Sacristía y patibulo

Sacristía y patibulo

Esa se acalla. Sin nombre pero con indulgencia. No amerita calistenias ni caminatas, gritos ni desesperados intentos de redención. Esa retrata, inculpa. Descubre fragilidad y poses. Esa, sin pañoletas ni camisetas, sin primera páginas ni trendingtopic. Impunidad sin apóstoles de la ética propalando que quieren un país mejor, el propio, el suyo, con sus reglas irrompibles. Existencialismo de nuevo cuño por aquello de Sartre y el infierno son los otros, no nosotros. Sin vocería ni indignados. Algunos, audaces, podrían recurrir al argumento de la vida privada para justificar el crimen. Asunto de voluntad que el menor acepte las golosinas de su victimario y luego lo complazca.
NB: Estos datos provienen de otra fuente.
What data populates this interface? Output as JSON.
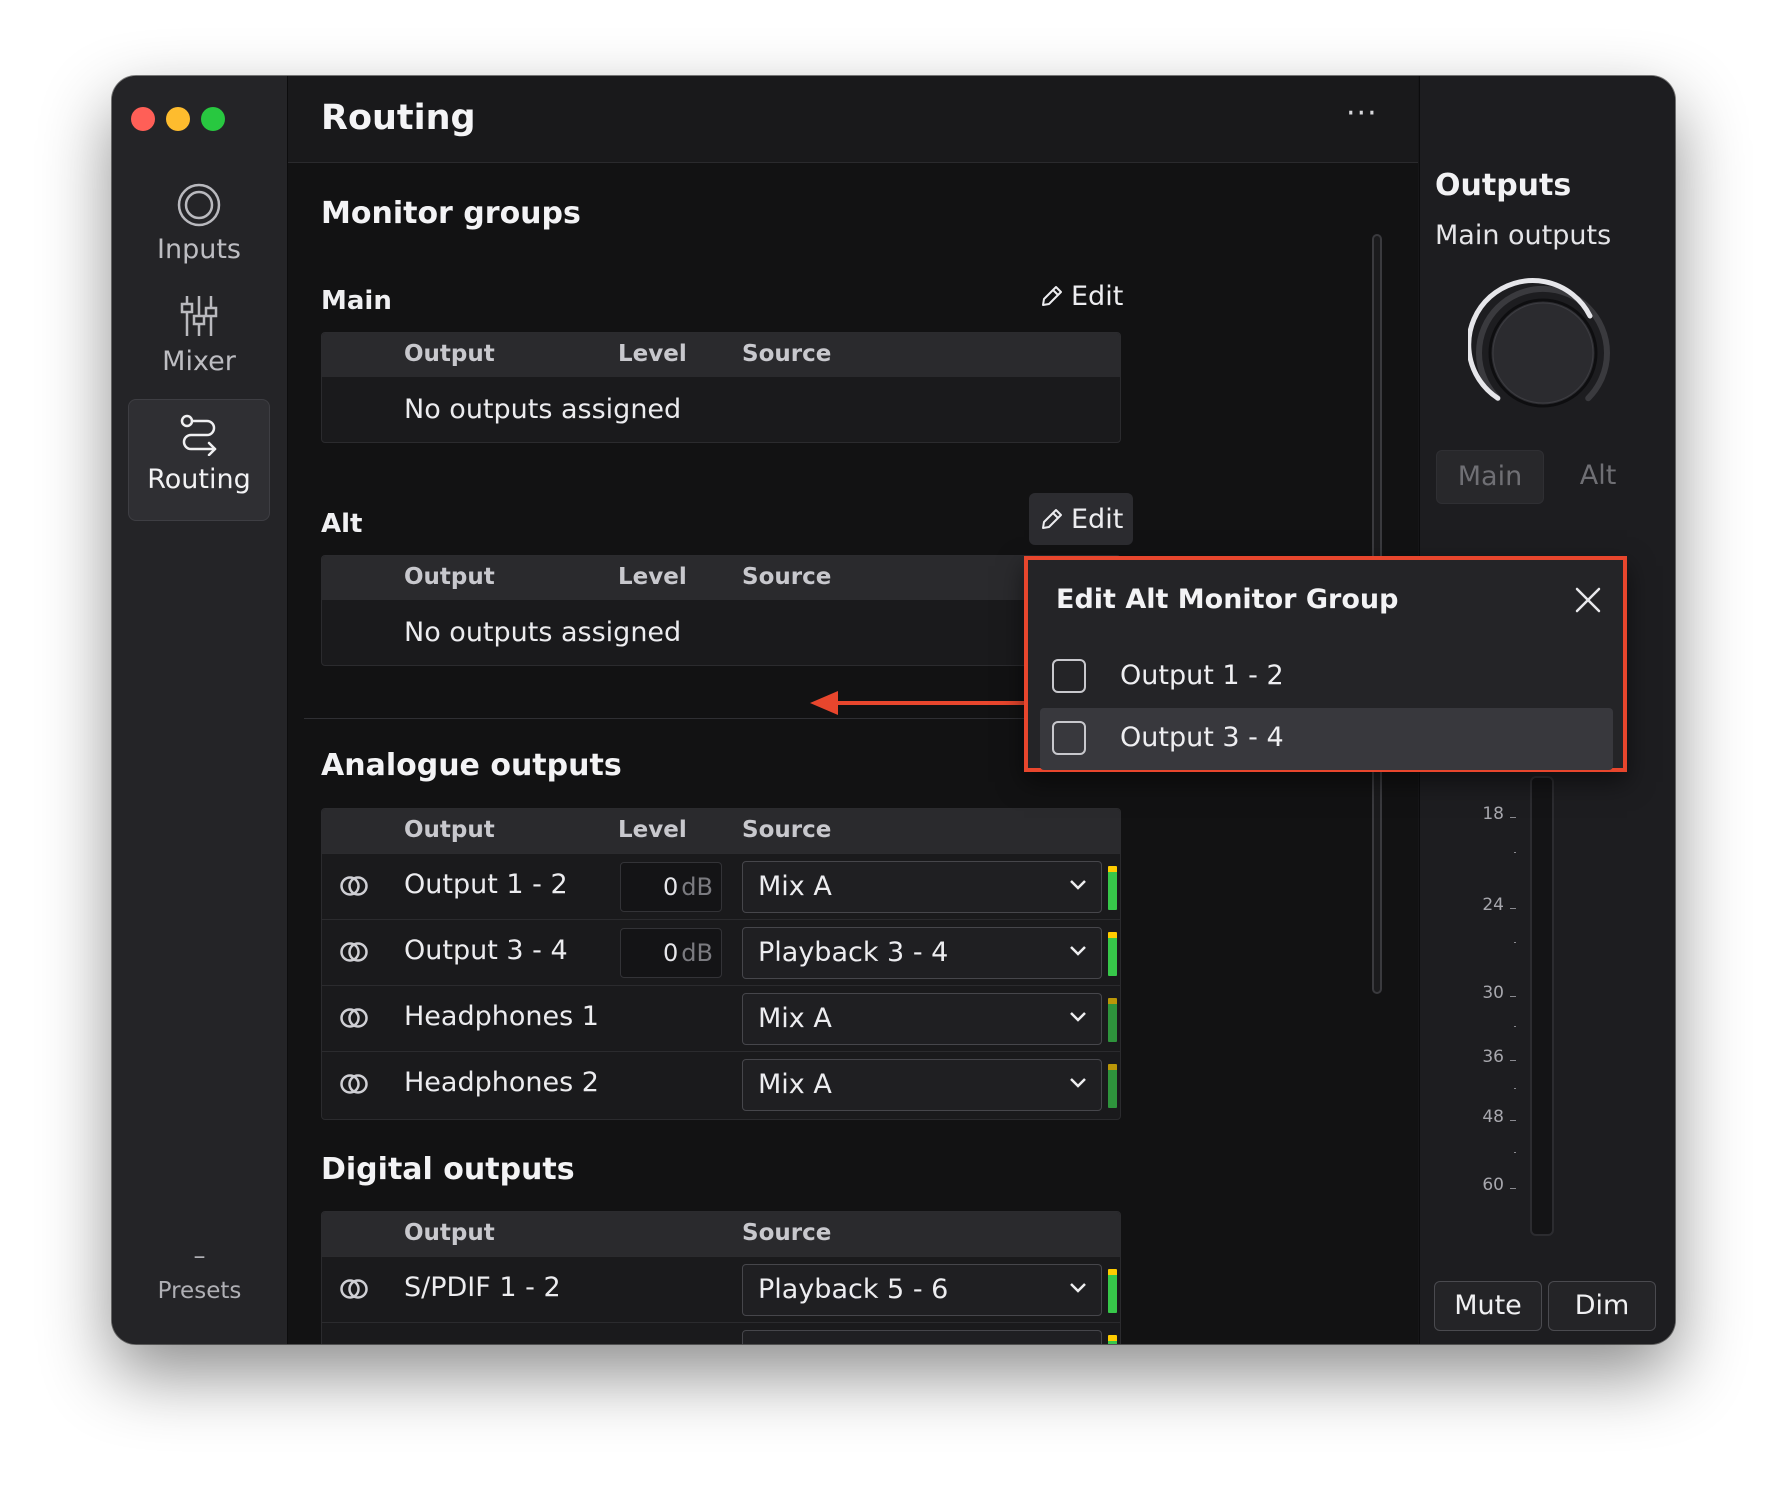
{
  "window": {
    "traffic_lights": {
      "close": "#ff5f57",
      "minimize": "#febc2e",
      "zoom": "#28c840"
    }
  },
  "sidebar": {
    "items": [
      {
        "label": "Inputs",
        "icon": "inputs-rings-icon"
      },
      {
        "label": "Mixer",
        "icon": "mixer-faders-icon"
      },
      {
        "label": "Routing",
        "icon": "routing-arrows-icon",
        "active": true
      }
    ],
    "presets": {
      "symbol": "–",
      "label": "Presets"
    }
  },
  "header": {
    "title": "Routing",
    "more": "···"
  },
  "monitor_groups": {
    "title": "Monitor groups",
    "main": {
      "label": "Main",
      "edit": "Edit",
      "empty": "No outputs assigned"
    },
    "alt": {
      "label": "Alt",
      "edit": "Edit",
      "empty": "No outputs assigned"
    },
    "columns": {
      "output": "Output",
      "level": "Level",
      "source": "Source"
    }
  },
  "analogue": {
    "title": "Analogue outputs",
    "columns": {
      "output": "Output",
      "level": "Level",
      "source": "Source"
    },
    "rows": [
      {
        "output": "Output 1 - 2",
        "level": "0",
        "unit": "dB",
        "source": "Mix A"
      },
      {
        "output": "Output 3 - 4",
        "level": "0",
        "unit": "dB",
        "source": "Playback 3 - 4"
      },
      {
        "output": "Headphones 1",
        "source": "Mix A"
      },
      {
        "output": "Headphones 2",
        "source": "Mix A"
      }
    ]
  },
  "digital": {
    "title": "Digital outputs",
    "columns": {
      "output": "Output",
      "source": "Source"
    },
    "rows": [
      {
        "output": "S/PDIF 1 - 2",
        "source": "Playback 5 - 6"
      }
    ]
  },
  "outputs_panel": {
    "title": "Outputs",
    "subtitle": "Main outputs",
    "seg_main": "Main",
    "seg_alt": "Alt",
    "ticks": [
      "18",
      "24",
      "30",
      "36",
      "48",
      "60"
    ],
    "mute": "Mute",
    "dim": "Dim"
  },
  "popup": {
    "title": "Edit Alt Monitor Group",
    "options": [
      {
        "label": "Output 1 - 2",
        "checked": false
      },
      {
        "label": "Output 3 - 4",
        "checked": false
      }
    ],
    "highlight_color": "#e8462d"
  },
  "colors": {
    "accent_red": "#e8462d",
    "meter_green": "#37c84a",
    "meter_yellow": "#ffcc00"
  }
}
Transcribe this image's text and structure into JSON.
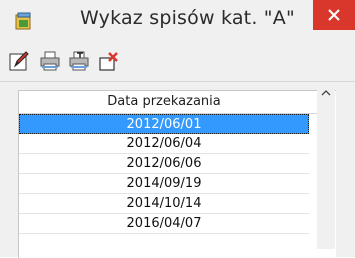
{
  "window": {
    "title": "Wykaz spisów kat. \"A\""
  },
  "toolbar": {
    "buttons": [
      "edit-icon",
      "print-icon",
      "print-text-icon",
      "exit-icon"
    ]
  },
  "list": {
    "column_header": "Data przekazania",
    "rows": [
      "2012/06/01",
      "2012/06/04",
      "2012/06/06",
      "2014/09/19",
      "2014/10/14",
      "2016/04/07"
    ],
    "selected_index": 0
  },
  "colors": {
    "selection": "#3399ff",
    "close_button": "#d9372c"
  }
}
Impunidad sin colores ni estrategias, doliente y estremecedora, sin cuentas cifradas ni opulencia. Sobrevaluación del contubernio con escapulario, fotografía al lado del Papa y audiencia privilegiada para exhibir mantilla. Tanta culpa detrás del afán redentorista, tanto incienso ahogando responsabilidad y perfumando infracciones. Tanto kiryeeleison con manos manchadas y conciencias rotas. Pontifican y apuestan al caos, porque sí. Wesolowski deambulaba por albañales urbanos, con cachucha y sin túnica, buscando víctimas, tasando la miseria para conseguir placer, antes de la degustación de exquisiteces. El nuncio compartía sonrisa con esa canalla que atiza sin prever y deshonra porque sí, por esa inconformidad recostaba en la molicie que detesta reivindicaciones de la gleba. Esa chusma que no puede compartir el paraíso con quienes pagan para recibir el perdón social y convierten infracciones en pecados. De ese modo, divino será el castigo, los tribunales para los demás. Una legión de simoniacos posaba, a la diestra y siniestra del pederasta y pornógrafo irredimible. El prestigio y la desfachatez alzaban copas con el infractor rubicundo y satisfecho. Poco les importaba el crimen, en su agenda estaba otra cosa. Para tanto no alcanza la piedad ni el entusiasmo. Esporádico, acomodaticio.
La ocurrencia, más que descrita, de culpables sin culpas no emociona. Queda la agonía y el descrédito para el abusado, la sagacidad para sobrevivir humillado, apaleado. Es una práctica delictual que no alborota. El crimen de Hainamosa es reiteración. Casa Curial, sacerdote, monaguillo, abuso, silencio. Fray Meregildo Díaz, Director del Centro Infantil ubicado en esa comunidad, había debutado con dos asesinatos. El mismo trámite: abuso, miedo y muerte. Solo queda ratificar, repetir, repudiar la fragilidad de estribillos y aspavientos píos. Pujos de una moralina dúctil. La confesión de Taveras Durán, otro sacerdote pederasta, pauta el inicio de la investigación. También confirma la existencia del arquetipo y de la pasividad de la grey. Esa misma que es soliviantada por otros vientos. Colectivo perverso que no se rebela sin llamada. Submundo de la connivencia que necesita lema.
“Todos los niños, niñas y adolescentes tienen derecho a la integridad personal. Este derecho comprende el respeto ala dignidad, la inviolabilidad de la integridad física, síquica, moral y sexual, incluyendo la preservación de su imagen, identidad, autonomía de valores, ideas, creencias, espacio y objetos personales. Es responsabilidad de la familia, el Estado y la sociedad protegerlos, contra cualquier forma de explotación, maltrato, torturas, abusos o negligencias que afecten su integridad personal.” Ahí está la consigna, la sirena que debe concitar respaldo para ocupar las calles exigiendo sanción condigna para este sujeto y para tantos aposentados en las madrigueras eclesiásticas. Acechando en los recreos de colegios, en el catecismo, detrás de la pila bautismal. Desde el púlpito fustigan a los fariseos y esperan golosos a la muchachada, después del sermón. Confesores onanistas, que escuchan relatos pueriles con la mirada perdida y la sotana manchada. Ladrones de la dignidad, asesinos que disfrutan la conmiseración ajena y se conforman con la eventual contrición. Usurpadores del sosiego y del presente de la infancia secuestrada, temerosa, que soporta el atropello sin defensores. Así como las estadísticas muestran el horror en casa, el recuento de incestos y estupros cotidianos, la sacristía es patíbulo para la inocencia. El patriarcado niega a los varones la denuncia. Los incrimina dos veces. La indiferencia colectiva, avala. Es complicidad.